There seems to be plenty of gasoline now in all the stations and we haven’t heard of any other problems so the gas crisis, at least in general, is over. For us, though, it isn’t yet. I'll explain.
Our car hasn’t been working right since last week. And it has been getting steadily worse. We finally took it in to have a mechanic take a look at it. I had changed the air filter and the spark plugs just to make sure about those, but after that it still bucked at low speeds. So we found a mechanic who worked on carburetors. I thought that was likely the problem.
He said that we needed to have our carburetor cleaned. That was fine with me so long as that fixed the problem. He thought it would, or at least fix most of it, but the real problem, he said, was that we had bought some bad gas. Bad gas? Where could we have gotten bad gas? We had bought it from a station just down the street from where this guy’s shop was. It was a nice, clean station, not some kind of back alley looking affair of a smelly mechanic’s shop with stacks of fifty gallon drums where the gas was siphoned out with a hose. You might get bad gas there but where we got it, that nice clean station? When we told him where we had gotten it, that convinced him. That station was selling bad gas, he said. And it wasn’t the only one that was or had been. According to this mechanic, over 90 percent of the cars that were coming in had problems caused by bad gas. All that gas wasn’t purchased at that same station. Others were in on it too.
A week before, I had read something about this in an article somewhere. The article said that people had bought bad gas because of the shortage and that their car had stalled after only a few miles. I may not have read it carefully enough but I had the impression that these people were getting their gas from other places—from some guy on the street with a truck-- not from legitimate, nice, clean filling stations. But it looks like I was wrong. We got had too.
It’s hard to know how they could have done it unless they just opened up the hatch on the tank at the station and poured in whatever it was they used to spike it. In a kind of short-term way of thinking you can see why they would do it. If you only got so much gas for the station and had to ration it car by car, cut in some cheaper stuff-- some really cheaper stuff--and let ‘em fill ‘er up. Anything over the ration amount sold is pure profit-- subtracting, of course, the stuff it was they used.
But for someone who would like to see companies concerned with building a brand—with their long-term interests--this is simply suicide where there is competition. And there is competition here in that market. We won’t go back to that station and anybody we talk with probably won’t go to it either. They are just cutting their throats, these people. It’s plain idiotic. But if you want to know the truth, that is the kind of thing you often see here, a “take it or leave it; makes little difference to me” kind of attitude.

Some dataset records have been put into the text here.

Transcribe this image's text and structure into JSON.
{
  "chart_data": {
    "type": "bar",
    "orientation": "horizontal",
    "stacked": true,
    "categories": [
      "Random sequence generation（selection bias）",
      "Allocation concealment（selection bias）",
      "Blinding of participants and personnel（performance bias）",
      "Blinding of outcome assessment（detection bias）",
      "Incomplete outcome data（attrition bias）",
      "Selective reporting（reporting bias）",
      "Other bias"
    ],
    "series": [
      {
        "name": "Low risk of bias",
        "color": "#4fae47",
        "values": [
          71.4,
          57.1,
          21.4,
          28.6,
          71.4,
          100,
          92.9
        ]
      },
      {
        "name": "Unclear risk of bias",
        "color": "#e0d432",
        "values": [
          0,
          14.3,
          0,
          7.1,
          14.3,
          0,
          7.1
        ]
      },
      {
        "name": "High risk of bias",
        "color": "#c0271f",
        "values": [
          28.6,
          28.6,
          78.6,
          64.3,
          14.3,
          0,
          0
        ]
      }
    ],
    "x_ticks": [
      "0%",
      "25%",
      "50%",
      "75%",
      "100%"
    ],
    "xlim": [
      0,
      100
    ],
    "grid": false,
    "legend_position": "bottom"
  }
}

The mechanic took out our carburetor, cleaned it and put it back in. Our car still bucks at low speeds but it doesn’t do it as much and I don’t have to keep my foot on the gas to keep it going at intersections, so that is something. The mechanic told us that we will have to just run through this tank and fill it up with better gas--TNK and Lukoil is the best we have been told. We’ll see. We have about three-quarters of a tank left before we can find out.